The perceived value of an asset (financial asset, non-financial asset, tangible asset, etc.), investment, or business. This value is calculated based on an inherent, objective measure of value.
Intrinsic value reflects the perceived or true value of an asset in view of certain fundamental factors. This measure of value is not always identical to the current market price due to various effects or conditions under which an asset/ investment might be over- or undervalued.
In multiple contexts, intrinsic value may denote different meanings depending on the underlying value-bearing resource. The intrinsic value of a business (or any investment security) is the present value of all expected cash flows arising in the future, discounted at the relevant discount rate.
In share trading, intrinsic value is the true value of the issuing company as perceived by a certain trader/ investor or the entire trading/ investing community. Different analysts will have different calculations for intrinsic value of a stock, usually using factors such as strong fundamentals and potential for growth. In this context, intrinsic value measures the inherent value of a share, as opposed to extrinsic value that measures the value derived from external factors (such as sector performance).
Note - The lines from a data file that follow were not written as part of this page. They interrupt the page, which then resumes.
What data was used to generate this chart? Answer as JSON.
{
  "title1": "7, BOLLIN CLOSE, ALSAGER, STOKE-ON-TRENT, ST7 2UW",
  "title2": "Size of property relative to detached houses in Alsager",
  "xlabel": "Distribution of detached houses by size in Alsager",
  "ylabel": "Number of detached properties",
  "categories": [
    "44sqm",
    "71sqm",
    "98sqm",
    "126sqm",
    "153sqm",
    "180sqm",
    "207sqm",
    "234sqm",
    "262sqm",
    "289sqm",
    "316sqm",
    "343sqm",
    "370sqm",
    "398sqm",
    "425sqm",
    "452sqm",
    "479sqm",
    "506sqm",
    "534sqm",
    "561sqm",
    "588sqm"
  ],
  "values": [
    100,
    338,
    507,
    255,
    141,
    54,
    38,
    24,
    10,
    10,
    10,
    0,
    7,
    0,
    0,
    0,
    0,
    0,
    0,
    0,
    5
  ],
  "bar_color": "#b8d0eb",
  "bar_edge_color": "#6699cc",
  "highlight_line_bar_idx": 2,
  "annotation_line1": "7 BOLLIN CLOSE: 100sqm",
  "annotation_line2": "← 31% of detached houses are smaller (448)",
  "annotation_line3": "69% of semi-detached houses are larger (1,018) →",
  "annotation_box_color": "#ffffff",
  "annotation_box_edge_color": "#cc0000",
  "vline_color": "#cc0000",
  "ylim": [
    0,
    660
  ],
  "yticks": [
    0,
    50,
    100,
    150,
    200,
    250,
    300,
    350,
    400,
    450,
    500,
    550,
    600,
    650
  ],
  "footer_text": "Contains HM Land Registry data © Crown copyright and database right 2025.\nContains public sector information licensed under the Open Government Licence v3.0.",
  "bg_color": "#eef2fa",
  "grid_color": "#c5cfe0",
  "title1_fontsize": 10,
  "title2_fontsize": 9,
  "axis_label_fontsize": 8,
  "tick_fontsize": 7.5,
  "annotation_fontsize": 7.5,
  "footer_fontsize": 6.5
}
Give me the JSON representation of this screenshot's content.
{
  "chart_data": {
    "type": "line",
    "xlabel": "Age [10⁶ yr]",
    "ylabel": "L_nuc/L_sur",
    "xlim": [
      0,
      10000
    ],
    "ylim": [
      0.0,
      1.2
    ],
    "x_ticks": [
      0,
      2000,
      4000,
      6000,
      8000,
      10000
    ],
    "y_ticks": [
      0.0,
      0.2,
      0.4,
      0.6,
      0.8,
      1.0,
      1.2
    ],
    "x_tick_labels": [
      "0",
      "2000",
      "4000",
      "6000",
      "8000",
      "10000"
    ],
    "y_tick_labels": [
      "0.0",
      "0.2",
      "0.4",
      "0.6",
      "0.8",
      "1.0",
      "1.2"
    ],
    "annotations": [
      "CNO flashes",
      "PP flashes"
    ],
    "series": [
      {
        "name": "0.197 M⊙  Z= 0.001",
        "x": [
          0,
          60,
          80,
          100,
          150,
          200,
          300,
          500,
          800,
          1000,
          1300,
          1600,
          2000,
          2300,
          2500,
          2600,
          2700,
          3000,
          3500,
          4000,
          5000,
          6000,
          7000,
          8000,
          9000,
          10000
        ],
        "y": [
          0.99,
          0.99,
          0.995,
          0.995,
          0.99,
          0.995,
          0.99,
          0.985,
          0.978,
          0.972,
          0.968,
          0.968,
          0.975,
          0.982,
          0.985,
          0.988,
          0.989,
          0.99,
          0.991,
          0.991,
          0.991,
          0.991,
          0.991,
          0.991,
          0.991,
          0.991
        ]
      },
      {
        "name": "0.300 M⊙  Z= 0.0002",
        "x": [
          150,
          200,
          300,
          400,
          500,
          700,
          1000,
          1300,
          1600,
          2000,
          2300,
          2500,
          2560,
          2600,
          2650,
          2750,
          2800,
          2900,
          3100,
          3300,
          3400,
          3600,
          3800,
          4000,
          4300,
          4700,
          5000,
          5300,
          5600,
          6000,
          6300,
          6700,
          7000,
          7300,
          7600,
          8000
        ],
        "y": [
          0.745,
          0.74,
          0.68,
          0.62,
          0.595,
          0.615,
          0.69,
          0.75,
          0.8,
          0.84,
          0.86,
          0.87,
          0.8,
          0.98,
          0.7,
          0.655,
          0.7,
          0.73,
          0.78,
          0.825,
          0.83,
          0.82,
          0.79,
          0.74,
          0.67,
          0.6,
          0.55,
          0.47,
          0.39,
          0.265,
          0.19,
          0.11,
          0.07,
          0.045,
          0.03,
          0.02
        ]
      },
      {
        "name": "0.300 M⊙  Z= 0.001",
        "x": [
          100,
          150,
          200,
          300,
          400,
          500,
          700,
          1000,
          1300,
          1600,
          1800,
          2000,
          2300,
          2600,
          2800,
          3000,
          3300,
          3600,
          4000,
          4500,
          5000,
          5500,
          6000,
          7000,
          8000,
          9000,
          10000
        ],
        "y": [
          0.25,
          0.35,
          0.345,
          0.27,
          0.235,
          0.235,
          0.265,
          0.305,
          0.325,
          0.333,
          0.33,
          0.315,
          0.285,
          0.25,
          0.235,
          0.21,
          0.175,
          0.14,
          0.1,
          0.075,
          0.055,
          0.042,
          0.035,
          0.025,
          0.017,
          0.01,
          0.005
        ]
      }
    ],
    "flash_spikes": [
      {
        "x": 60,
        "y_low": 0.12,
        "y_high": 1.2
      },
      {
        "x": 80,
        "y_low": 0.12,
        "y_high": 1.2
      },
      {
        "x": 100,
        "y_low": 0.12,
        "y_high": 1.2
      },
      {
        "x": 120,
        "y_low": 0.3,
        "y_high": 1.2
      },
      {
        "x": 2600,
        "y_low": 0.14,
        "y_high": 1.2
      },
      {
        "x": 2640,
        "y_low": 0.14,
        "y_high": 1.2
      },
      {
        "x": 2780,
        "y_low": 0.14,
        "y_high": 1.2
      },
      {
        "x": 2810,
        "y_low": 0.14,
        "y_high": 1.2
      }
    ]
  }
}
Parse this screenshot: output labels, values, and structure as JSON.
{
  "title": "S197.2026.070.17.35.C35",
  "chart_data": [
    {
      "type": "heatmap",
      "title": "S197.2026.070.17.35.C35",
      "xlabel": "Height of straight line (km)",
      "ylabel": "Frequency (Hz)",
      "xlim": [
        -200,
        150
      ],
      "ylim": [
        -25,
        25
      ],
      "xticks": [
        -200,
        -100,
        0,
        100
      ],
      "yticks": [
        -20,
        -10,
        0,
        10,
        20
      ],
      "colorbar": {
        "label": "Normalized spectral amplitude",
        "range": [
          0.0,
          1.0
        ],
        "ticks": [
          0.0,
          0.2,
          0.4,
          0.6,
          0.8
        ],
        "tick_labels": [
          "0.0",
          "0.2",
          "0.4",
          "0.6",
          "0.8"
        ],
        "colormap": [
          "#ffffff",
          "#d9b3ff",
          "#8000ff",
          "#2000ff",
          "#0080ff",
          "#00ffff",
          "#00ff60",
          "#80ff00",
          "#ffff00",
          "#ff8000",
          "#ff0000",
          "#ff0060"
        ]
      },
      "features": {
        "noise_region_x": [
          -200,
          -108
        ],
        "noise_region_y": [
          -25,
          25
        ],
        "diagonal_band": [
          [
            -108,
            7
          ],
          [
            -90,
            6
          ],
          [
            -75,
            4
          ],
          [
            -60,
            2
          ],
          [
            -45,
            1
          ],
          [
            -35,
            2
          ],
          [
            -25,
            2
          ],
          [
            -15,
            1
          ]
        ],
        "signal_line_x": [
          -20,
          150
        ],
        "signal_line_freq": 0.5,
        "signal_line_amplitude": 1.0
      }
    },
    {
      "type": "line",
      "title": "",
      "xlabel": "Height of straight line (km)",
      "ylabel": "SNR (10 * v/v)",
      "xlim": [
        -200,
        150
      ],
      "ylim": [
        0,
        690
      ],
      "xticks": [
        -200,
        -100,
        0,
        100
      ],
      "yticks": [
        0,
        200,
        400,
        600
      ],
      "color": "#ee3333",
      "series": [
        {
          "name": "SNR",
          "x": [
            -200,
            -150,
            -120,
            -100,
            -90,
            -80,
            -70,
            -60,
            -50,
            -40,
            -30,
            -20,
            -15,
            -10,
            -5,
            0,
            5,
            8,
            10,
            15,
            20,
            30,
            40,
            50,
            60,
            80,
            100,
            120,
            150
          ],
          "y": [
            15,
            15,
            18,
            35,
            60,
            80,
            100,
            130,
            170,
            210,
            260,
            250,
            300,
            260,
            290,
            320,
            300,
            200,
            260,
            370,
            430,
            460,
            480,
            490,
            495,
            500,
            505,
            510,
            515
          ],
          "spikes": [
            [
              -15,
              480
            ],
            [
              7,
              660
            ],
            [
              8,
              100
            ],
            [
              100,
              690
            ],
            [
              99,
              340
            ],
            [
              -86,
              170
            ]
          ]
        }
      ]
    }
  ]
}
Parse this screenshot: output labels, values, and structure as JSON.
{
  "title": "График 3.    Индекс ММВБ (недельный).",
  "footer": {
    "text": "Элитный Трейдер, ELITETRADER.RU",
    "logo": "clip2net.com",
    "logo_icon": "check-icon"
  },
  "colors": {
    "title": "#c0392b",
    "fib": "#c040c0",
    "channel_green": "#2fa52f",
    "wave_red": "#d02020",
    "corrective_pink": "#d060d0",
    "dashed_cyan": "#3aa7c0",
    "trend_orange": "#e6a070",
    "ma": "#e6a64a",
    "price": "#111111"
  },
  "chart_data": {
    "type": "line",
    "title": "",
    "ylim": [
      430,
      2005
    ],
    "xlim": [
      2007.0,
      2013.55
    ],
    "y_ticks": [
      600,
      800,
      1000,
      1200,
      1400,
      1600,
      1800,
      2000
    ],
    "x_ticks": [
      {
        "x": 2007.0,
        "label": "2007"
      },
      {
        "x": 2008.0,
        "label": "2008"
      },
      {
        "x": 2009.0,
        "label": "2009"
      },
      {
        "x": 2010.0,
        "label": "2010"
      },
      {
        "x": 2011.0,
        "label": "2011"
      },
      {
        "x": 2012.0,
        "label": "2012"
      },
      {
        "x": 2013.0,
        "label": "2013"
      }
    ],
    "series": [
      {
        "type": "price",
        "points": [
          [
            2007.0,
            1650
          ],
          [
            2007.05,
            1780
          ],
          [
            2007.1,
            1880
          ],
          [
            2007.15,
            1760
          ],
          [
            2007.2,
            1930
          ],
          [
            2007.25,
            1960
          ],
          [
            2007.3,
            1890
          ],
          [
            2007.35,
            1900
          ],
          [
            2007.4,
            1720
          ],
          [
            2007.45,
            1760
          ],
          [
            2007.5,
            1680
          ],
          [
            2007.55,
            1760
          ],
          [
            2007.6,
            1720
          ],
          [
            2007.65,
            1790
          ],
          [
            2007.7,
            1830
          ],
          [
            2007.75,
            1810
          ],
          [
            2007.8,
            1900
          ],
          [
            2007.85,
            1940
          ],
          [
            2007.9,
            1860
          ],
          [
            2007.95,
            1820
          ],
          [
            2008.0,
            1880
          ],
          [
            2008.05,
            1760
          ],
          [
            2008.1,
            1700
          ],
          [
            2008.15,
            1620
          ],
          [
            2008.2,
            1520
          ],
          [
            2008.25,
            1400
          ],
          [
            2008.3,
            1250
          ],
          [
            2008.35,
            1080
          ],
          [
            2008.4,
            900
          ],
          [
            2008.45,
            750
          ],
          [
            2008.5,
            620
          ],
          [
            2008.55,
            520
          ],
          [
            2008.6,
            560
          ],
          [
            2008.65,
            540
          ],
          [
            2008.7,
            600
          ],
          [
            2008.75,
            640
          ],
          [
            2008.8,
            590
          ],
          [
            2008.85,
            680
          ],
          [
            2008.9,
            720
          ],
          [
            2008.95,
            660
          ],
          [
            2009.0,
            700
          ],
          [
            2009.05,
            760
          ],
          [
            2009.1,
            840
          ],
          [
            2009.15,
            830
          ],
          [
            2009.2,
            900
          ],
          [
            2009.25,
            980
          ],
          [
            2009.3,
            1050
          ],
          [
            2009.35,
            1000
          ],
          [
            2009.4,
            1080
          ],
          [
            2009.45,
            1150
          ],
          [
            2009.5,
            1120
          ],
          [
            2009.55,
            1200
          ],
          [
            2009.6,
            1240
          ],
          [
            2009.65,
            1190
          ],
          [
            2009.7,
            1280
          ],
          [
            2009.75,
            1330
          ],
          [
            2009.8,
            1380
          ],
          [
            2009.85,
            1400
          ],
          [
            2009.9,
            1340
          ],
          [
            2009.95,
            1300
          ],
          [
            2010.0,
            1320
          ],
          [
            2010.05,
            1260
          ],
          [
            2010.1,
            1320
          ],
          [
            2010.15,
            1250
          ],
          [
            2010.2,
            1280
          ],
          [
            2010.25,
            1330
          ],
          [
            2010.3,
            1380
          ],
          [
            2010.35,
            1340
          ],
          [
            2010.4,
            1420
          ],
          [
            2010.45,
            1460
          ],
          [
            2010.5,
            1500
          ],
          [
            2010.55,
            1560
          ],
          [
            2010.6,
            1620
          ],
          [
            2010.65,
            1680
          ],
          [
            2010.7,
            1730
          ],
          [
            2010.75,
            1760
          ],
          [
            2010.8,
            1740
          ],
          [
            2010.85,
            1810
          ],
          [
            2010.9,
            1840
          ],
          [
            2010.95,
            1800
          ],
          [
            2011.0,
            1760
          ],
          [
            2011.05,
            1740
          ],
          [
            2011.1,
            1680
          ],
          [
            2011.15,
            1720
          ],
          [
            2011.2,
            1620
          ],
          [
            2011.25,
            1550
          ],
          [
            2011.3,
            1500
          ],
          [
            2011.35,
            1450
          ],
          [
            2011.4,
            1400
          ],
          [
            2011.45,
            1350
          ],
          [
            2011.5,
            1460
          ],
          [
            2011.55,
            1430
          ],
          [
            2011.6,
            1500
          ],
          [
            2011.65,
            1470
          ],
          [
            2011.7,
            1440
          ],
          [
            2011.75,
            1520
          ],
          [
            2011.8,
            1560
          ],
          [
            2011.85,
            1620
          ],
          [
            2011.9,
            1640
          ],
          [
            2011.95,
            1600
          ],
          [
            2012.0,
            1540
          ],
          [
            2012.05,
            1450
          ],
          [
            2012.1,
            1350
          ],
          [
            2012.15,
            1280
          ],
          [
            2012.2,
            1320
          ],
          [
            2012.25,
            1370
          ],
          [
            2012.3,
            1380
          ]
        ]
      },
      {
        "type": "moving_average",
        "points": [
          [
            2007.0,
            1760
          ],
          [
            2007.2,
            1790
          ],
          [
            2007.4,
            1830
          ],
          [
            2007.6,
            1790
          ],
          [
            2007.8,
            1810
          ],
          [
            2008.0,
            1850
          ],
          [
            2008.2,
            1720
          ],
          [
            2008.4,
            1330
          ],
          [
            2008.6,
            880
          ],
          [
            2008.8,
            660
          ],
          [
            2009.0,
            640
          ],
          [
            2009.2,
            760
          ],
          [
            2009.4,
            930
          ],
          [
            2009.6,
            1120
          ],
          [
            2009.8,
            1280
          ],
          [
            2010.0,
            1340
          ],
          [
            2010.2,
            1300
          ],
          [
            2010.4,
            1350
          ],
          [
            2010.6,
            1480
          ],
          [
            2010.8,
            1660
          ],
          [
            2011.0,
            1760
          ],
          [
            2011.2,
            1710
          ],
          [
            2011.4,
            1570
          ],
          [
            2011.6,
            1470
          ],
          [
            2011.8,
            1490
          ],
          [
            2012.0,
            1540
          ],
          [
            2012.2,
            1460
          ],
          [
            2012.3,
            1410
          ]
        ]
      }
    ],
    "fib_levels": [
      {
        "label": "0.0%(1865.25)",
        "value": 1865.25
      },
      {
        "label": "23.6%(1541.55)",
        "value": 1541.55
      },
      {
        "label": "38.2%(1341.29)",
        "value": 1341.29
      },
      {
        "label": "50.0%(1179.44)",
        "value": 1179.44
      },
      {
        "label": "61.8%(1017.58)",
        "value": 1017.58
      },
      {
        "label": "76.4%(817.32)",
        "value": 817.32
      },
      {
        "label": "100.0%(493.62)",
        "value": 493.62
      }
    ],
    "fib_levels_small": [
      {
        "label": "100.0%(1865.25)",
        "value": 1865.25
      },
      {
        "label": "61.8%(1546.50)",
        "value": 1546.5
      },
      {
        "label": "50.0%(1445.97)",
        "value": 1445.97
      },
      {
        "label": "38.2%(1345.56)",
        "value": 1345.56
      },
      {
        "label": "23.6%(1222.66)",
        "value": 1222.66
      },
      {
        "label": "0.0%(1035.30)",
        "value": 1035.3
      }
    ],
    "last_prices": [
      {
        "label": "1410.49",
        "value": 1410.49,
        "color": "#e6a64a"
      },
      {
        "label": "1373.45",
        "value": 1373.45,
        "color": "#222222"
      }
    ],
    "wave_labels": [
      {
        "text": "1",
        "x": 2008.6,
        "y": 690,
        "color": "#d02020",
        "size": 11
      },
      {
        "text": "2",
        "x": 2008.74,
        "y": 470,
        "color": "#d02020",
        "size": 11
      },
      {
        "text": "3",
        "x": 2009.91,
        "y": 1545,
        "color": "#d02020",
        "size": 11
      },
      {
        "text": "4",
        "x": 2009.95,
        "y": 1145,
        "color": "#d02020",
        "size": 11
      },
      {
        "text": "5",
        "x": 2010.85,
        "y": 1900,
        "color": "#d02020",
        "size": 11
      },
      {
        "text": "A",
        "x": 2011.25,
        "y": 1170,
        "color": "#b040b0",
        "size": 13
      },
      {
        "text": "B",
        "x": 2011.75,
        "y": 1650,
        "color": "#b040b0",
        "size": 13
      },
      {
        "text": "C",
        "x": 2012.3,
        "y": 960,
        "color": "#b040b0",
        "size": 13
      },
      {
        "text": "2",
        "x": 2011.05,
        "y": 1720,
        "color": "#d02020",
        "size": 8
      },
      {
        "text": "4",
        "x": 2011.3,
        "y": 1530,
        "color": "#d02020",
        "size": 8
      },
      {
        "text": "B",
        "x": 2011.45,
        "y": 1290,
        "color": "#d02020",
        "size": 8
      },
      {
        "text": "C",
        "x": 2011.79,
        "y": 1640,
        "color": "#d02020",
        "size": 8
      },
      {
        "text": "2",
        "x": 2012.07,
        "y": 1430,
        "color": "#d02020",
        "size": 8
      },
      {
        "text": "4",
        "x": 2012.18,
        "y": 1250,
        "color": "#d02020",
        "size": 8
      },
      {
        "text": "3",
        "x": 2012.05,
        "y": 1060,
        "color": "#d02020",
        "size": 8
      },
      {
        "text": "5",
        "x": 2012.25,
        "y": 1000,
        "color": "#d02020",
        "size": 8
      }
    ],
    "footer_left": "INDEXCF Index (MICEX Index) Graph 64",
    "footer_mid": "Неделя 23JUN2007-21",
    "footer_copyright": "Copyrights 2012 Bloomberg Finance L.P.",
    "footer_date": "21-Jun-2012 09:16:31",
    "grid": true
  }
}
In options trading, intrinsic value represents the difference between the underlying asset’s price of an option and the option’s strike price. The method of calculation is determined based on the type of option being valued (calls vs. puts)– in call options, it is the price of the underlying asset minus the strike price, whereas in put options, it is the strike price less the price of the underlying asset.
Intrinsic value of an option only refers to its moneyness – a negative intrinsic value implies that the option is either at the money or out of the money, depending on its type and the position taken (short option vs. long option).